U.S. Formula 1 Hits a Speed Bump

     AUSTIN (CN) - The problem-plagued return of Formula 1 auto racing to the United States has hit another speed bump, as the founder and former promoter of the race sued his former project partners, claiming they froze him out of the project.
     Tavo Hellmund and Full Throttle Productions sued six LLCs and four people,
     Robert Epstein, Irv Kessler, Kurt Rechner and Rad Weaver, in Travis County Court. All the defendants are involved in the coming November's inaugural United States Grand Prix at the Circuit of the Americas, under construction in Travis County.
     Hellmund claims in his complaint that he spent 7 years doing the footwork: designing the track and support facilities and securing the rights to host Formula 1, MotoGP and Australian V8 Supercars races in Texas, but he lacked the funding.
     He claims that It says "financial moguls" Epstein and Billy Joe "Red" McCombs were given a 75 percent interest in the project in exchange for providing capital to build and operate the track.
     Hellmund says that within months, his partners froze him out of the company and ignored his suggestions, though he was the only partner with motorsports experience. He claimed they failed to pay his salary and failed to provided the promised financial resources for the construction of the track.
     McCombs is not named individually as his defendant, but his company Mccombs Motor Sports LLC is a defendant.
     "By withholding the promised funding and information necessary for Hellmund to build the Circuit, Hellmund's partners executed an improper and unlawful takeover of the very project he conceived, and very well may have it careening toward a wall," the complaint states.
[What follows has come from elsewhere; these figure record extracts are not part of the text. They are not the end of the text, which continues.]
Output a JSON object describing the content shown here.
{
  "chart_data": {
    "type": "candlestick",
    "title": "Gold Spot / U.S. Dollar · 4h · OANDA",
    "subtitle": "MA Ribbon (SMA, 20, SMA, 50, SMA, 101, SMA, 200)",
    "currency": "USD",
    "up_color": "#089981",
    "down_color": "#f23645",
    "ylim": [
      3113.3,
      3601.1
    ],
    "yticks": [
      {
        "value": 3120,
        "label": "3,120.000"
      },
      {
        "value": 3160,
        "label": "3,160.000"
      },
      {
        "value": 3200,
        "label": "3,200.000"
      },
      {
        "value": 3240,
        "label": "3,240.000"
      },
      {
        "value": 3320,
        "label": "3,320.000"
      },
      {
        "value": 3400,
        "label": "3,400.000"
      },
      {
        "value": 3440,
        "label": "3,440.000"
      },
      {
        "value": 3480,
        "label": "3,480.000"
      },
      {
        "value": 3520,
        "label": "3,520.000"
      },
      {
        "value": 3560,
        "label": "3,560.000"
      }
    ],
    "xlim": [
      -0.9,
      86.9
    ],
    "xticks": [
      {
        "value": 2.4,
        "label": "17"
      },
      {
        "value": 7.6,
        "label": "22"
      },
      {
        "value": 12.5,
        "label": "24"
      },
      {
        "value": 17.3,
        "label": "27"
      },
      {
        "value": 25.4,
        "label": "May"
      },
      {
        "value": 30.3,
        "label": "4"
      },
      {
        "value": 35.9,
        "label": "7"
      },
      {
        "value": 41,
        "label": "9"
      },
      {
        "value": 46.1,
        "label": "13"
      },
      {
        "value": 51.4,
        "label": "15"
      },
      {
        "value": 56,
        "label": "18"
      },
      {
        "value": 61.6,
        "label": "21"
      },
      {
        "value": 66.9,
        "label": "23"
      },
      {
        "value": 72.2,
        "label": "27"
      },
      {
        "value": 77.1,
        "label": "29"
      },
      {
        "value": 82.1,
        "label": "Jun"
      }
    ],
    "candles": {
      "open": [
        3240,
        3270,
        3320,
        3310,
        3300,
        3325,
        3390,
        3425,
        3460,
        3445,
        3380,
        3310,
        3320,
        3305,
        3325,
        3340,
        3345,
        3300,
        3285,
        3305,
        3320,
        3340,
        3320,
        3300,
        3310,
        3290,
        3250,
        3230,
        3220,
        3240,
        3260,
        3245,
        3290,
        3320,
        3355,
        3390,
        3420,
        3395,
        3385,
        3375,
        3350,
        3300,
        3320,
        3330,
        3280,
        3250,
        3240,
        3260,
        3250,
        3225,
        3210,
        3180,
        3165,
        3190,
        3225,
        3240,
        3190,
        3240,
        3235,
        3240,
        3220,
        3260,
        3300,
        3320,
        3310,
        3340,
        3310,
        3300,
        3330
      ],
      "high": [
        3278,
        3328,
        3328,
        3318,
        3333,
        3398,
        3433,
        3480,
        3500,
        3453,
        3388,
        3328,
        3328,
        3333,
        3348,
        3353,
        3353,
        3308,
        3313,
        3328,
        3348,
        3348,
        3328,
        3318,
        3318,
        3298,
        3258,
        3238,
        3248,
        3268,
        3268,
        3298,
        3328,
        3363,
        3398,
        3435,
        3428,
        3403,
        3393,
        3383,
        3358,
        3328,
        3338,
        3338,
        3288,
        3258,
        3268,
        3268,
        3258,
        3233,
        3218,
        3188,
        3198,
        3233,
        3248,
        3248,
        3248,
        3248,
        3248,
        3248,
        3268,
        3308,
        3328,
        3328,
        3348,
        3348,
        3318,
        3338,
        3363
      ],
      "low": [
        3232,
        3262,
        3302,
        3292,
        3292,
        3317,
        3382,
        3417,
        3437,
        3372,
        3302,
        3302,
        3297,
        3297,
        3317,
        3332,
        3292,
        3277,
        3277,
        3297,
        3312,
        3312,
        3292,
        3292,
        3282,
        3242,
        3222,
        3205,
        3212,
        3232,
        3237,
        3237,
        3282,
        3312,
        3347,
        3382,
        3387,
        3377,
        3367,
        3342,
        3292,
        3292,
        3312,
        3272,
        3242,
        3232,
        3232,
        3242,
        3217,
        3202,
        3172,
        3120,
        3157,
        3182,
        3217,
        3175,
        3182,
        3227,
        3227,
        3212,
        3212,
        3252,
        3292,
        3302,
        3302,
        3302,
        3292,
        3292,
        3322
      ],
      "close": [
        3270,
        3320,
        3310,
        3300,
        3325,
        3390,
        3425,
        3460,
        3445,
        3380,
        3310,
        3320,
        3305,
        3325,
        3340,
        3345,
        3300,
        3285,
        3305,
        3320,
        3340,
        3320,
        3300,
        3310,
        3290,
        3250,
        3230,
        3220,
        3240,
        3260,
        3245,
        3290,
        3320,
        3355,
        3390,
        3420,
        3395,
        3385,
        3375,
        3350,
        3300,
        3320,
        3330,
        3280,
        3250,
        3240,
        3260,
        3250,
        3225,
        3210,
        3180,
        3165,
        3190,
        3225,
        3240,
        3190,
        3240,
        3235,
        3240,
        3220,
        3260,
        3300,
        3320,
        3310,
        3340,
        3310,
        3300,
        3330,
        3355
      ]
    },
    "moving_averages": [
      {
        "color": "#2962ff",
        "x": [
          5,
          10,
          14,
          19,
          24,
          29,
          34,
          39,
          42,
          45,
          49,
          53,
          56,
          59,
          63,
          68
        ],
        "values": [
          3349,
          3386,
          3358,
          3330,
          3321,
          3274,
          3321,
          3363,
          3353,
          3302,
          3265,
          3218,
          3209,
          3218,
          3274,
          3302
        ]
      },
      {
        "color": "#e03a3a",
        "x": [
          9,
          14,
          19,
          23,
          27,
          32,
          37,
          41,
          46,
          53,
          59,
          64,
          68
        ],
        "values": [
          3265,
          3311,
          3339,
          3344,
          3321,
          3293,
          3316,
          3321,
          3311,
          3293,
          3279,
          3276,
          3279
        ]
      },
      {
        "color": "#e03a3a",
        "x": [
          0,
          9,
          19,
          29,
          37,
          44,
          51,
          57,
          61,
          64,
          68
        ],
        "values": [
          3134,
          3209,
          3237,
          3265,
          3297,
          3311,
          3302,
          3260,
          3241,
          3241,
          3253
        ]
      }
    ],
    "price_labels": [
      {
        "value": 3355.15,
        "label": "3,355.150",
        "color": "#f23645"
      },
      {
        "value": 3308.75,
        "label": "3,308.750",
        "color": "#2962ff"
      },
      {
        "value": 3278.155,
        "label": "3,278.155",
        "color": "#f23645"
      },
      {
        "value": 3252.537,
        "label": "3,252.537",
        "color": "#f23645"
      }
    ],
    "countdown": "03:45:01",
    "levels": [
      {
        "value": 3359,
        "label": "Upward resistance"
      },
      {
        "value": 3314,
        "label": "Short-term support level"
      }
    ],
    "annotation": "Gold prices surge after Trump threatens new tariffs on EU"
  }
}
     Hellmund claims the defendants' failure to timely provide $190 million in funding by March 2011 prevented him from assigning Formula 1 contracts. He claims a subsequent failure to provide him $4 million resulted in F1's sanctioning fee for the inaugural race not being paid. He says he had to plead with F1 promoter Bernie Ecclestone not to kill the race, and to move the race date from June to November to give him more time to pay the sanctioning fee and secure financing for track construction.
     Seeing his partnership and dream "in shambles," Hellmund says, he gave in to Epstein and McCombs' offer to buy his 20 percent interest in the project for $18 million, resign as manager and assign them the F1 contracts. But he says they breached the agreement when they failed to satisfy several pre-closing requirements, including paying his salary and more than $3.43 million in service extension payments, and he says they tried to "backdoor"-renegotiate the contracts with Ecclestone before their assignment.
     The complaint claims that several comments made by Ecclestone and members of the media regarding the well-publicized difficulties of the project indicate that Hellmund is not to blame, that the investors are.
     Hellmund seeks damages for breach of contract and a declaration that his removal as manager was unlawful. He also wants to see the books and records of Accelerator Holdings LLC, the project's holding company.
     First held in 1908 in Savannah, Ga., the U.S. Grand Prix was last held in 2007 on the infield road course at the Indianapolis Motor Speedway. When completed, the Circuit of the Americas will be the only purpose-built Formula 1 track in the United States.
     Hellmund and his production company, Full Throttle Productions, are represented by Austin Tighe, with Feazell Tighe, of Austin.